Traditionally, transabdominal ultrasound or computed tomography CT scanning are used to
diagnose pancreatic lesions. However, transabdominal ultrasound is limited because it cannot
be used to visualize the entire pancreas due to intervening fat or air. Endoscopic
ultrasonography (EUS) is currently an essential emerging tool for the work-up of
pancreaticobiliary neoplasms. (EUS) is an ultrasound (US) technique in which the tip of the
endoscope is equipped with a high-frequency transducer. High-resolution images of the
pancreas can be obtained through the esophagus, stomach, and duodenum, without the disrupting
effects of intervening gas, fat, and bone. EUS is now regarded as the most sensitive imaging
modality for the detection of even a very small pancreatic lesion. Endoscopic ultrasound
(EUS) elastography is a novel non-invasive technique that is used for the evaluation of
pancreatic tissue which was first reported in 2006 and can be used for distinguishing benign
from malignant pancreatic masses.
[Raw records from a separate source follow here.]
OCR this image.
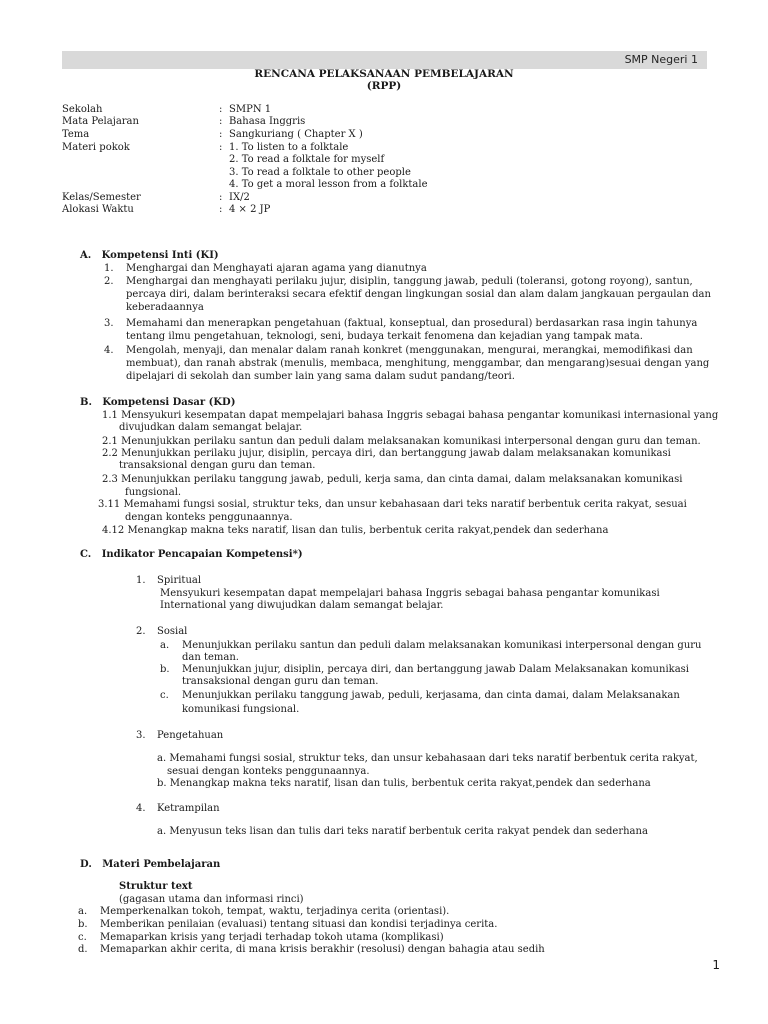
SMP Negeri 1
RENCANA PELAKSANAAN PEMBELAJARAN
(RPP)
Sekolah	: SMPN 1
Mata Pelajaran	: Bahasa Inggris
Tema	: Sangkuriang ( Chapter X )
Materi pokok	: 1. To listen to a folktale
2. To read a folktale for myself
3. To read a folktale to other people
4. To get a moral lesson from a folktale
Kelas/Semester	: IX/2
Alokasi Waktu	: 4 × 2 JP
A.   Kompetensi Inti (KI)
1. Menghargai dan Menghayati ajaran agama yang dianutnya
2. Menghargai dan menghayati perilaku jujur, disiplin, tanggung jawab, peduli (toleransi, gotong royong), santun,
percaya diri, dalam berinteraksi secara efektif dengan lingkungan sosial dan alam dalam jangkauan pergaulan dan
keberadaannya
3. Memahami dan menerapkan pengetahuan (faktual, konseptual, dan prosedural) berdasarkan rasa ingin tahunya
tentang ilmu pengetahuan, teknologi, seni, budaya terkait fenomena dan kejadian yang tampak mata.
4. Mengolah, menyaji, dan menalar dalam ranah konkret (menggunakan, mengurai, merangkai, memodifikasi dan
membuat), dan ranah abstrak (menulis, membaca, menghitung, menggambar, dan mengarang)sesuai dengan yang
dipelajari di sekolah dan sumber lain yang sama dalam sudut pandang/teori.
B.   Kompetensi Dasar (KD)
1.1 Mensyukuri kesempatan dapat mempelajari bahasa Inggris sebagai bahasa pengantar komunikasi internasional yang
divujudkan dalam semangat belajar.
2.1 Menunjukkan perilaku santun dan peduli dalam melaksanakan komunikasi interpersonal dengan guru dan teman.
2.2 Menunjukkan perilaku jujur, disiplin, percaya diri, dan bertanggung jawab dalam melaksanakan komunikasi
transaksional dengan guru dan teman.
2.3 Menunjukkan perilaku tanggung jawab, peduli, kerja sama, dan cinta damai, dalam melaksanakan komunikasi
fungsional.
3.11 Memahami fungsi sosial, struktur teks, dan unsur kebahasaan dari teks naratif berbentuk cerita rakyat, sesuai
dengan konteks penggunaannya.
4.12 Menangkap makna teks naratif, lisan dan tulis, berbentuk cerita rakyat,pendek dan sederhana
C.   Indikator Pencapaian Kompetensi*)
1. Spiritual
Mensyukuri kesempatan dapat mempelajari bahasa Inggris sebagai bahasa pengantar komunikasi
International yang diwujudkan dalam semangat belajar.
2. Sosial
a. Menunjukkan perilaku santun dan peduli dalam melaksanakan komunikasi interpersonal dengan guru
dan teman.
b. Menunjukkan jujur, disiplin, percaya diri, dan bertanggung jawab Dalam Melaksanakan komunikasi
transaksional dengan guru dan teman.
c. Menunjukkan perilaku tanggung jawab, peduli, kerjasama, dan cinta damai, dalam Melaksanakan
komunikasi fungsional.
3. Pengetahuan
a. Memahami fungsi sosial, struktur teks, dan unsur kebahasaan dari teks naratif berbentuk cerita rakyat,
sesuai dengan konteks penggunaannya.
b. Menangkap makna teks naratif, lisan dan tulis, berbentuk cerita rakyat,pendek dan sederhana
4. Ketrampilan
a. Menyusun teks lisan dan tulis dari teks naratif berbentuk cerita rakyat pendek dan sederhana
D.   Materi Pembelajaran
Struktur text
(gagasan utama dan informasi rinci)
a. Memperkenalkan tokoh, tempat, waktu, terjadinya cerita (orientasi).
b. Memberikan penilaian (evaluasi) tentang situasi dan kondisi terjadinya cerita.
c. Memaparkan krisis yang terjadi terhadap tokoh utama (komplikasi)
d. Memaparkan akhir cerita, di mana krisis berakhir (resolusi) dengan bahagia atau sedih
1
Therefore, accurate detection of small cancers is important
for reducing the mortality rate from pancreatic cancer. The equipment can be coupled with
conventional EUS without the need for additional devices. There are two types of EUS
elastography, strain and shear wave. Strain elastography estimates the stiffness and
elasticity of the target tissue by measuring the degree of strain produced in response to
compression. Shear wave elastography involves the emission of focused ultrasound from the
probe to the target tissue, the so-called 'acoustic radiation force impulse' (ARFI), and the
stiffness of the target tissue is then estimated by measuring the propagation speed of the
shear wave. Only strain elastography is so far available for EUS. EUS elastography is used to
characterize pancreatic masses and lymph node metastases of pancreatic cancer as well as to
judge the severity of chronic pancreatitis with the evaluation of lesion elasticity
EUS-guided fine needle aspiration (EUS-FNA) has been generally used for the sampling of
pancreatic tissues since it was first reported in 1992. In general, 19G-25G caliber needles
are inserted under EUS guidance for the pathological diagnosis of pancreatic cancer and lymph
nodes and/or hepatic focal lesions. The overall complication rate of EUS-FNA is including
complications such as pain, bleeding, and pancreatitis.
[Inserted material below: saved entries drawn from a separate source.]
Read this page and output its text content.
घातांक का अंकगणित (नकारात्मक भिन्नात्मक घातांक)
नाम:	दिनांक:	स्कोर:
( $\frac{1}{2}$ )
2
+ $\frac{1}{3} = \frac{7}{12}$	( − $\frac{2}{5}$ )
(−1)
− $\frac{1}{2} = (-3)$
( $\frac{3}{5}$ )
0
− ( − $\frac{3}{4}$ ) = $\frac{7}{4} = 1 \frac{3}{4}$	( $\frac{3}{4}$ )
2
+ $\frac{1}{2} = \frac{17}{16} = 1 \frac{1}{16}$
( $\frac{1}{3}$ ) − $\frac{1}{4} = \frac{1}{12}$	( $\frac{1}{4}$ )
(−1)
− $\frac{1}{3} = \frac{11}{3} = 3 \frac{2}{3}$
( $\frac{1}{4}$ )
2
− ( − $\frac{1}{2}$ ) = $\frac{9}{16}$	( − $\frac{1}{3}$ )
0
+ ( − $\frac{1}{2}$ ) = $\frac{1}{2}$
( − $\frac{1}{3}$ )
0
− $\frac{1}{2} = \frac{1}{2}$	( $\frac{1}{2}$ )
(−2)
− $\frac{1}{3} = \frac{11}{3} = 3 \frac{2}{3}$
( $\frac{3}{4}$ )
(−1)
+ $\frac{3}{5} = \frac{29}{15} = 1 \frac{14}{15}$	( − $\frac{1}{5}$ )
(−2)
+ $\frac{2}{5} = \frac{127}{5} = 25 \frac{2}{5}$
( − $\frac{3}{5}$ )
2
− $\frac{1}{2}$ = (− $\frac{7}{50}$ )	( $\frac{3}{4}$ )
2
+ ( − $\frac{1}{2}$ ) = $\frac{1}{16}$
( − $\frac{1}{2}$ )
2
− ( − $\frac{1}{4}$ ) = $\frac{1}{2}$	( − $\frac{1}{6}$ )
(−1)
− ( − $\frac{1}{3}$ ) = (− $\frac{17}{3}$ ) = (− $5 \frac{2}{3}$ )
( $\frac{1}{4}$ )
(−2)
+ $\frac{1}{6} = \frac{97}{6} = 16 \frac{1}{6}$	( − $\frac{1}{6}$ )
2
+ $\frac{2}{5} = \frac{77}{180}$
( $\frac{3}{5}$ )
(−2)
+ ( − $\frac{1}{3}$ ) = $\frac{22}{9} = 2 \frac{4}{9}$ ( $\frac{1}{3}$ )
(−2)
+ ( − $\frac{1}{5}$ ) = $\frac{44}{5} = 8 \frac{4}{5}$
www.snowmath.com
EUS FNA remains the gold standard in diagnosing pancreatic lesions and pancreatic cancer via
tissue acquisition with a sensitivity of 80-85% and a specificity of 100 %, however, the
diagnostic accuracy of EUS guided FNA is limited and EUS FNA can be associated with risks and
complications. Many pre-procedural and procedural considerations must be assessed before
performing EUS guided FNA. The location of the lesion, lack of adequate visualization, lack
of experience of the endoscopist, lack of onsite pathology, and lack of adequate sampling are
all limitations in diagnostic yield. False negatives can also occur in up to 40% of cases. In
our multi-center experience, we are going to focus on the use of EUS elastography to direct
the site of fine-needle aspiration in tissue acquisition of solid pancreatic lesions and its
effect on the accuracy of diagnosis and detection of solid pancreatic lesions.